I wrote cat
program in x86 NASM and I would like to know if there is anything that can be improved.
This implementation of cat
supports:
- Reading from stdin.
- Multiple arguments.
I checked few cases and program behaves exactly like original cat
command.
I was thinking if I should add labels like write
even if I wouldn't jmp
to them, so code would be cleaner.
Code:
section .text
global _start
_start:
;esi=1
mov esi, 1
;if(argc==1)
;goto open
cmp dword [esp], 1
jnz open
;else
;fd=STDIN_FILENO
mov dword [fd], 0
jmp read
open:
;fd=open(path,oflag)
mov eax, 5
mov ebx, [esp+esi*4+4]
mov ecx, 0
int 0x80
mov [fd], eax
read:
;bytes_read=read(fd,buf,BUFSIZE)
mov eax, 3
mov ebx, [fd]
mov ecx, buf
mov edx, BUFSIZE
int 0x80
;write(STDOUT_FILENO,buf,bytes_read)
mov edx, eax
mov eax, 4
mov ebx, 1
mov ecx, buf
int 0x80
;if(bytes_read!=0)
;goto read
cmp edx, 0
jnz read
;close(fd)
mov eax, 6
mov ebx, [fd]
int 0x80
;esi++
inc esi
;if(esi<argc)
cmp dword esi, [esp]
jl open
exit:
mov eax, 1
mov ebx, 0
int 0x80
section .data
BUFSIZE equ 1024
section .bss
buf resb BUFSIZE
fd resd 1
1 Answer 1
I was thinking if I should add labels like write even if I wouldn't jmp to them, so code would be cleaner.

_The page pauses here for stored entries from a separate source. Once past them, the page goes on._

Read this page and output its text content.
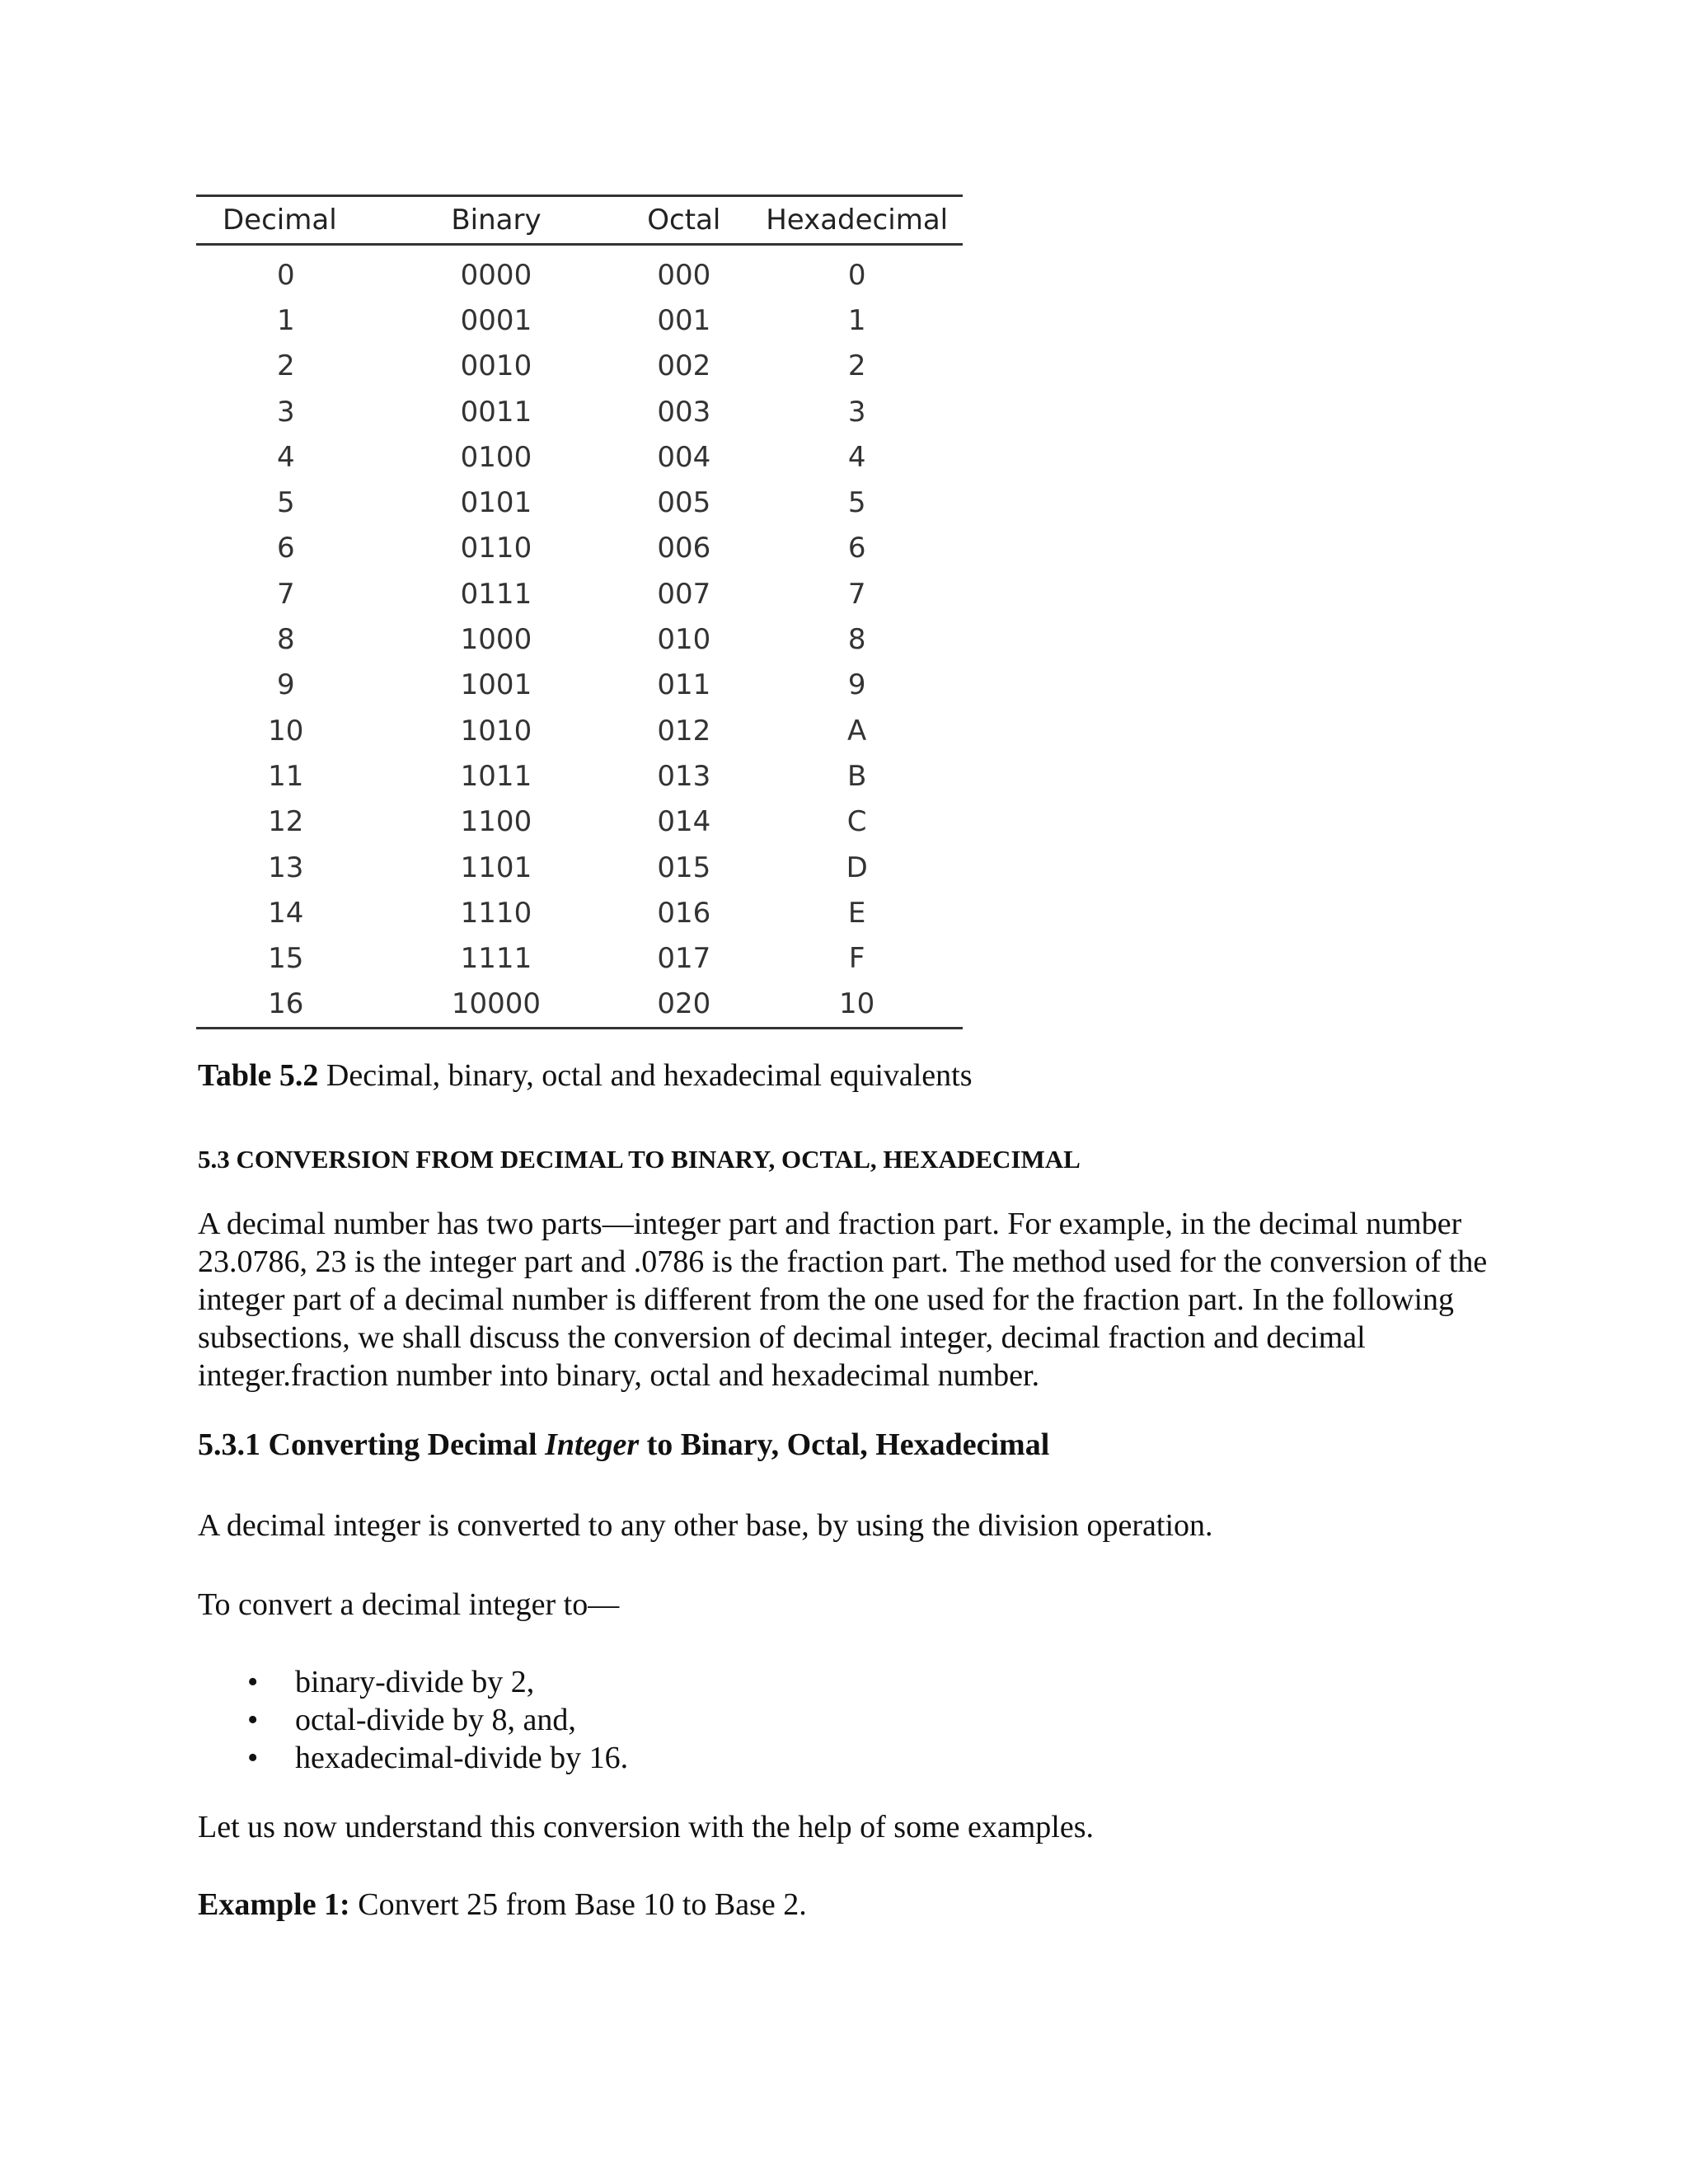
Decimal	Binary	Octal	Hexadecimal
0	0000	000	0
1	0001	001	1
2	0010	002	2
3	0011	003	3
4	0100	004	4
5	0101	005	5
6	0110	006	6
7	0111	007	7
8	1000	010	8
9	1001	011	9
10	1010	012	A
11	1011	013	B
12	1100	014	C
13	1101	015	D
14	1110	016	E
15	1111	017	F
16	10000	020	10
Table 5.2 Decimal, binary, octal and hexadecimal equivalents
5.3 CONVERSION FROM DECIMAL TO BINARY, OCTAL, HEXADECIMAL
A decimal number has two parts—integer part and fraction part. For example, in the decimal number 23.0786, 23 is the integer part and .0786 is the fraction part. The method used for the conversion of the integer part of a decimal number is different from the one used for the fraction part. In the following subsections, we shall discuss the conversion of decimal integer, decimal fraction and decimal integer.fraction number into binary, octal and hexadecimal number.
5.3.1 Converting Decimal Integer to Binary, Octal, Hexadecimal
A decimal integer is converted to any other base, by using the division operation.
To convert a decimal integer to—
• binary-divide by 2,
• octal-divide by 8, and,
• hexadecimal-divide by 16.
Let us now understand this conversion with the help of some examples.
Example 1: Convert 25 from Base 10 to Base 2.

Writing labels that aren't jumped to is fine. Provided they have meaningful names, it can help to understand the program.
My comments (not in a particular order)
;esi=1 mov esi, 1
This is a redundant comment! I already can see what the instruction does. What I can't know is what the ESI
register will be used for.
;if(argc==1) ;goto open cmp dword [esp], 1 jnz open
Here the comment does not correspond to the code. The code actually does if(argc!=1)
.
cmp edx, 0 jnz read
The more usual way to test for zero would be test edx, edx
. It has a smaller encoding and is generally a bit faster.
mov ebx, 0
Similarly, zeroing a register is best done using the xor
instruction (xor ebx, ebx
). This is both faster and shorter.
mov dword [fd], 0
Your program would not need this instruction at all, if you would move the fd variable from the .bss
section to the .data
section using fd dd 0
.
This in turn opens up an opportunity to shorter the code from:
cmp dword [esp], 1
jnz open
mov dword [fd], 0
jmp read
open:
to:
cmp dword [esp], 1
je read
open:
Also note that in conjunction with the cmp
instruction, it's better to use je
and jne
.
In conjunction with the test
instruction, it's preferable to use jz
and jnz
.
je
and jz
have an identical encoding but choosing the right instruction mnemonic better expresses what the intention of the code is.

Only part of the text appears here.